From Mud to MANsions
If one had spoken vileness in that place, or quoted lofty poetry, the comment would have been the same—“ou-boum.” If one had spoken with the tongues of angels and pleaded for all the unhappiness and misunderstanding in the world, past, present, and to come, for all the misery men must undergo whatever their opinion and position, and however much they dodge or bluff—it would amount to the same, the serpent would descent and return to the ceiling… But suddenly, at the edge of her mind, Religion appeared, poor little talkative Christianity, and she knew that all its divine words from “Let there be Light” to “It is finished” only amounted to “boum.”

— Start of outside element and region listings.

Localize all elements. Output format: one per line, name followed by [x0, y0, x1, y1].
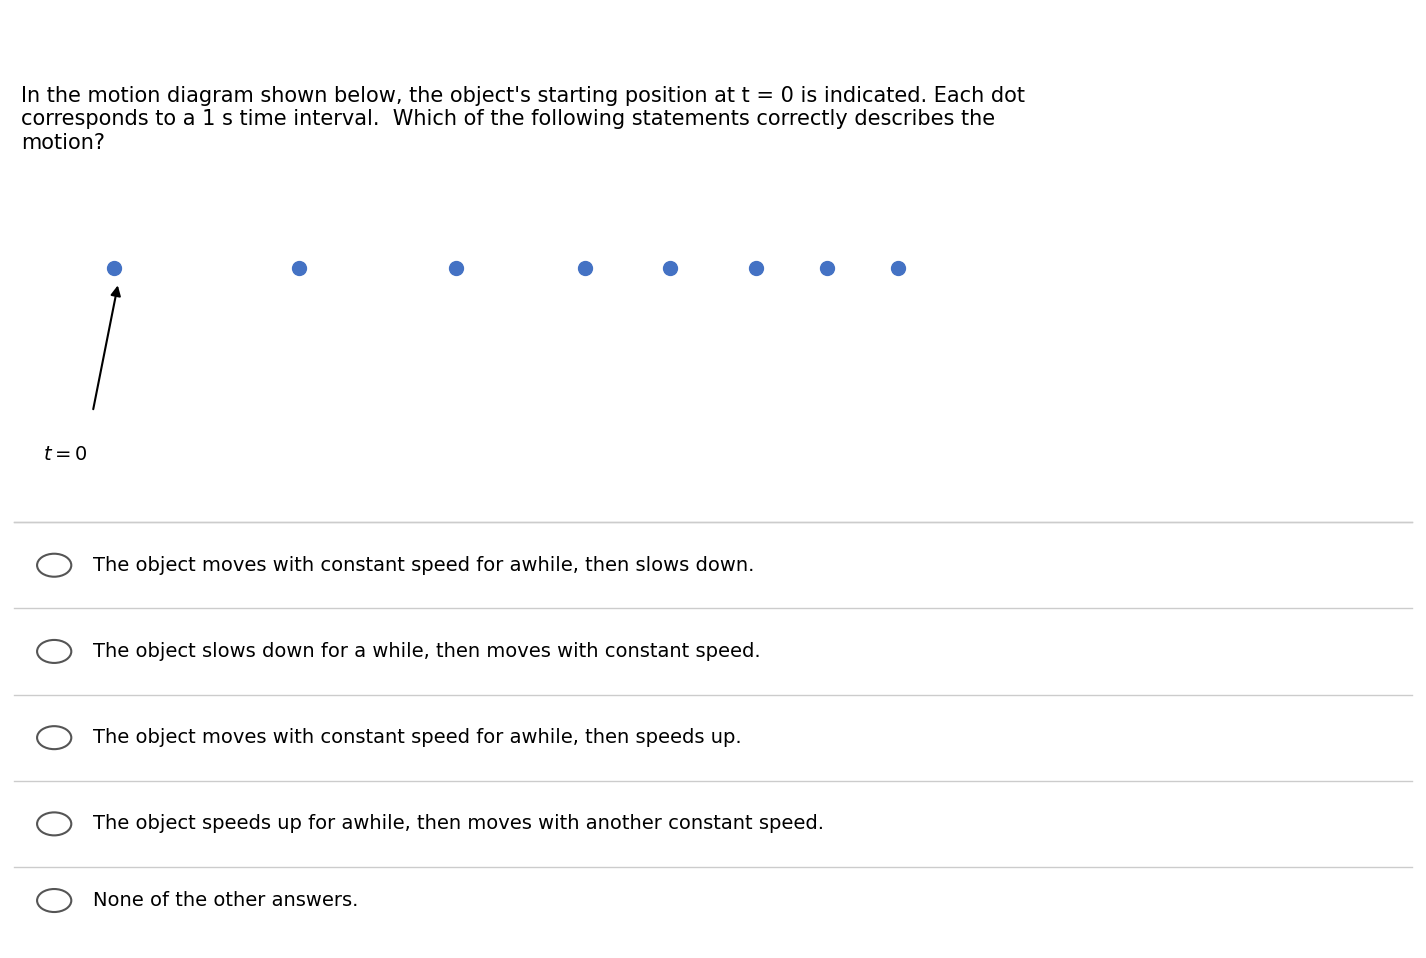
Text: None of the other answers.: None of the other answers. — [93, 891, 358, 910]
Text: The object moves with constant speed for awhile, then speeds up.: The object moves with constant speed for… — [93, 728, 742, 747]
Text: The object speeds up for awhile, then moves with another constant speed.: The object speeds up for awhile, then mo… — [93, 814, 824, 833]
Text: The object moves with constant speed for awhile, then slows down.: The object moves with constant speed for… — [93, 556, 754, 575]
Text: $t = 0$: $t = 0$ — [43, 445, 87, 465]
Text: In the motion diagram shown below, the object's starting position at t = 0 is in: In the motion diagram shown below, the o… — [21, 86, 1025, 152]
Text: The object slows down for a while, then moves with constant speed.: The object slows down for a while, then … — [93, 642, 760, 661]
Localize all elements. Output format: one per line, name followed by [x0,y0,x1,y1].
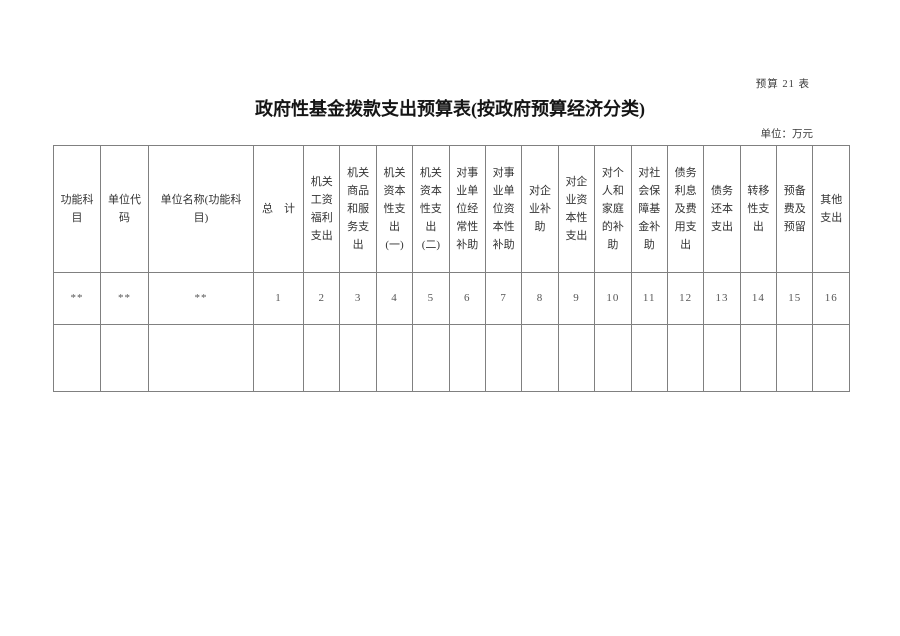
data-cell: 16 [812,272,850,325]
data-cell: 1 [253,272,305,325]
header-cell-unit-name: 单位名称(功能科 目) [147,145,255,273]
data-cell: ** [147,272,255,325]
header-cell-unit-code: 单位代 码 [100,145,149,273]
empty-cell [253,324,305,392]
header-cell-functional-subject: 功能科 目 [53,145,101,273]
data-cell: 10 [594,272,632,325]
empty-cell [557,324,596,392]
header-cell-enterprise-subsidy: 对企 业补 助 [521,145,559,273]
empty-cell [739,324,778,392]
table-empty-row [53,324,850,392]
header-cell-enterprise-capital: 对企 业资 本性 支出 [557,145,596,273]
empty-cell [303,324,341,392]
header-cell-social-security-subsidy: 对社 会保 障基 金补 助 [630,145,668,273]
header-cell-individual-family-subsidy: 对个 人和 家庭 的补 助 [594,145,632,273]
data-cell: 11 [630,272,668,325]
data-cell: 9 [557,272,596,325]
data-cell: 12 [666,272,705,325]
header-cell-reserve-fund: 预备 费及 预留 [776,145,814,273]
data-cell: 4 [375,272,414,325]
empty-cell [100,324,149,392]
empty-cell [703,324,741,392]
header-cell-agency-capital-2: 机关 资本 性支 出 (二) [412,145,450,273]
data-cell: ** [53,272,101,325]
header-cell-institution-regular-subsidy: 对事 业单 位经 常性 补助 [448,145,486,273]
data-cell: ** [100,272,149,325]
empty-cell [339,324,377,392]
empty-cell [147,324,255,392]
empty-cell [594,324,632,392]
data-cell: 7 [484,272,523,325]
empty-cell [53,324,101,392]
header-cell-agency-goods-services: 机关 商品 和服 务支 出 [339,145,377,273]
empty-cell [521,324,559,392]
empty-cell [448,324,486,392]
data-cell: 13 [703,272,741,325]
table-header-row: 功能科 目 单位代 码 单位名称(功能科 目) 总 计 机关 工资 福利 支出 … [53,145,850,273]
data-cell: 6 [448,272,486,325]
header-cell-other-expenditure: 其他 支出 [812,145,850,273]
data-cell: 15 [776,272,814,325]
empty-cell [666,324,705,392]
budget-table: 功能科 目 单位代 码 单位名称(功能科 目) 总 计 机关 工资 福利 支出 … [53,145,850,392]
table-column-number-row: ** ** ** 1 2 3 4 5 6 7 8 9 10 11 12 13 1… [53,272,850,325]
header-cell-transfer-expenditure: 转移 性支 出 [739,145,778,273]
empty-cell [776,324,814,392]
page-title: 政府性基金拨款支出预算表(按政府预算经济分类) [255,99,645,119]
empty-cell [630,324,668,392]
header-cell-institution-capital-subsidy: 对事 业单 位资 本性 补助 [484,145,523,273]
empty-cell [484,324,523,392]
unit-label: 单位：万元 [760,129,814,140]
data-cell: 8 [521,272,559,325]
data-cell: 2 [303,272,341,325]
header-cell-debt-interest-fees: 债务 利息 及费 用支 出 [666,145,705,273]
corner-table-number-label: 预算 21 表 [755,79,810,90]
header-cell-agency-capital-1: 机关 资本 性支 出 (一) [375,145,414,273]
header-cell-agency-wage-welfare: 机关 工资 福利 支出 [303,145,341,273]
empty-cell [812,324,850,392]
data-cell: 3 [339,272,377,325]
data-cell: 5 [412,272,450,325]
empty-cell [412,324,450,392]
header-cell-total: 总 计 [253,145,305,273]
header-cell-debt-principal: 债务 还本 支出 [703,145,741,273]
data-cell: 14 [739,272,778,325]
empty-cell [375,324,414,392]
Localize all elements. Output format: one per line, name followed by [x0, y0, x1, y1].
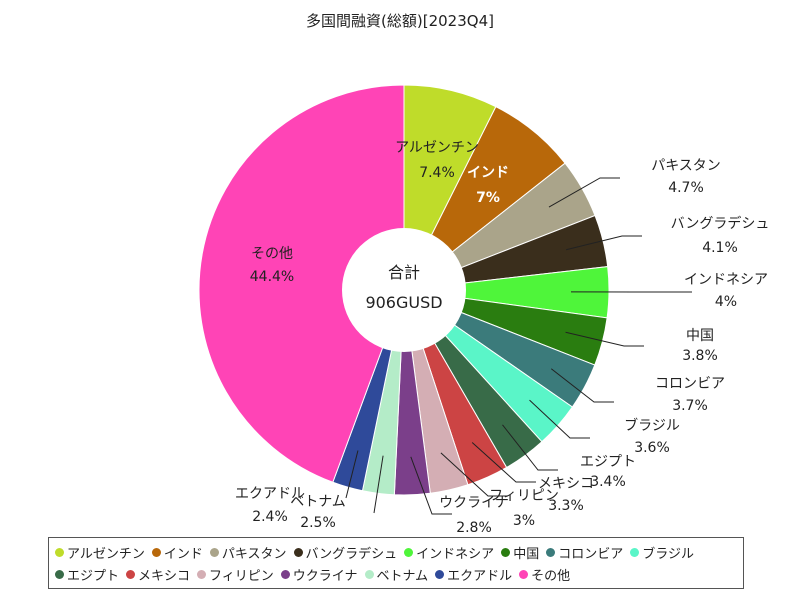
- slice-value-label: 3.8%: [682, 348, 718, 364]
- slice-name-label: エクアドル: [235, 486, 305, 502]
- legend-label: メキシコ: [138, 568, 191, 584]
- slice-name-label: パキスタン: [651, 158, 721, 174]
- legend-label: エクアドル: [447, 568, 513, 584]
- leader-line: [502, 424, 558, 471]
- slice-value-label: 2.8%: [456, 520, 492, 536]
- legend-swatch: [280, 569, 290, 579]
- legend-label: インド: [163, 546, 203, 562]
- chart-title: 多国間融資(総額)[2023Q4]: [306, 12, 494, 30]
- slice-value-label: 44.4%: [250, 269, 294, 285]
- leader-line: [565, 235, 642, 251]
- pie-slice: [198, 84, 405, 483]
- legend-swatch: [519, 569, 529, 579]
- center-value: 906GUSD: [365, 293, 442, 312]
- slice-value-label: 2.5%: [300, 515, 336, 531]
- slice-name-label: エジプト: [580, 454, 636, 470]
- legend-swatch: [293, 547, 303, 557]
- center-label: 合計: [388, 263, 420, 282]
- leader-line: [565, 331, 644, 347]
- slice-value-label: 4.7%: [668, 180, 704, 196]
- legend-swatch: [126, 569, 136, 579]
- slice-value-label: 7.4%: [419, 165, 455, 181]
- legend-label: ブラジル: [642, 546, 694, 562]
- legend-label: コロンビア: [558, 546, 624, 562]
- slice-value-label: 3.3%: [548, 498, 584, 514]
- slice-value-label: 3.6%: [634, 440, 670, 456]
- leader-line: [345, 450, 359, 499]
- legend-swatch: [151, 547, 161, 557]
- legend-swatch: [546, 547, 556, 557]
- legend-swatch: [501, 547, 511, 557]
- leader-line: [529, 399, 590, 439]
- leader-line: [373, 455, 384, 514]
- slice-value-label: 3%: [513, 513, 535, 529]
- legend-label: ベトナム: [376, 568, 429, 584]
- slice-value-label: 3.4%: [590, 474, 626, 490]
- legend-label: その他: [531, 568, 571, 584]
- legend-label: アルゼンチン: [67, 546, 145, 562]
- legend-item: フィリピン: [197, 565, 274, 584]
- slice-value-label: 3.7%: [672, 398, 708, 414]
- legend-swatch: [209, 547, 219, 557]
- legend-item: コロンビア: [546, 543, 623, 562]
- leader-line: [548, 177, 620, 208]
- legend-item: エジプト: [55, 565, 119, 584]
- legend-swatch: [435, 569, 445, 579]
- slice-name-label: バングラデシュ: [671, 215, 770, 232]
- legend-swatch: [55, 569, 64, 579]
- slice-value-label: 2.4%: [252, 509, 288, 525]
- legend-item: インド: [151, 543, 203, 562]
- center-hole: [342, 228, 466, 352]
- legend-item: 中国: [501, 543, 539, 562]
- leader-line: [410, 456, 452, 515]
- legend-item: バングラデシュ: [293, 543, 398, 562]
- legend-swatch: [197, 569, 207, 579]
- slice-value-label: 4.1%: [702, 240, 738, 256]
- slice-name-label: ベトナム: [290, 494, 346, 510]
- legend-swatch: [364, 569, 374, 579]
- slice-name-label: インド: [467, 165, 509, 181]
- legend-label: 中国: [513, 546, 540, 562]
- legend-label: パキスタン: [221, 546, 287, 562]
- slice-name-label: メキシコ: [538, 476, 594, 492]
- legend-label: バングラデシュ: [305, 546, 398, 562]
- legend-item: その他: [519, 565, 570, 584]
- slice-name-label: その他: [251, 246, 293, 262]
- legend-label: インドネシア: [416, 546, 495, 562]
- legend-label: フィリピン: [209, 568, 274, 584]
- leader-line: [440, 452, 508, 497]
- leader-line: [471, 442, 536, 483]
- legend-item: アルゼンチン: [55, 543, 145, 562]
- legend-swatch: [404, 547, 414, 557]
- leader-line: [550, 368, 614, 403]
- slice-name-label: アルゼンチン: [395, 140, 479, 156]
- legend-item: ブラジル: [630, 543, 694, 562]
- legend-item: パキスタン: [209, 543, 287, 562]
- slice-name-label: 中国: [686, 328, 714, 344]
- slice-value-label: 4%: [715, 294, 737, 310]
- legend-item: エクアドル: [435, 565, 512, 584]
- slice-value-label: 7%: [476, 190, 500, 206]
- legend-label: ウクライナ: [292, 568, 358, 584]
- slice-name-label: フィリピン: [489, 488, 559, 504]
- slice-name-label: ウクライナ: [439, 495, 509, 511]
- legend-swatch: [630, 547, 640, 557]
- legend-item: メキシコ: [126, 565, 190, 584]
- legend-item: ベトナム: [364, 565, 429, 584]
- legend: アルゼンチン インド パキスタン バングラデシュ インドネシア 中国 コロンビア ブラジル エ…: [48, 537, 744, 589]
- slice-name-label: ブラジル: [624, 417, 680, 434]
- slice-name-label: インドネシア: [684, 272, 768, 288]
- legend-item: ウクライナ: [280, 565, 358, 584]
- slice-name-label: コロンビア: [655, 376, 725, 392]
- legend-swatch: [55, 547, 64, 557]
- legend-item: インドネシア: [404, 543, 494, 562]
- legend-label: エジプト: [67, 568, 120, 584]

And here, a group of Hindus asks questions of two Anglican missionaries:
All invitations must proceed from heaven, perhaps; perhaps it is futile for men to initiate their own unity, they do but widen the gulfs between them by the attempt. So at all events thought old Mr. Graysford and young Mr. Sorley, the devoted missionaries who lived out beyond the slaughterhouses, always travelled third on the railways, and never came up to the club. In our Father’s house are many mansions, they taught, and there alone will the incompatible multitudes of mankind be welcomed and smoothed. Not one shall be turned away by the servants on that verandah, be he black or white, not one shall be kept standing who approaches with a loving heart. And why should the divine hospitality cease here? Consider, with all reverence, the monkeys. May there not be a mansion for the monkeys also? Old Mr. Graysford said No, but young Mr. Sorley, who was advanced, said Yes; he saw no reason why monkeys should not have their collateral share of bliss, and he had sympathetic discussions about them with his Hindu friends. And the jackals? Jackals were indeed less to Mr. Sorley’s mind, but he admitted that the mercy of God, being infinite, may well embrace all mammals. And the wasps? He became uneasy during the descent to wasps, and was apt to change the conversation. And oranges, cactuses, crystals and mud? and the bacteria inside Mr. Sorley? No, no, this is going too far. We must exclude someone from our gathering, or we shall be left with nothing.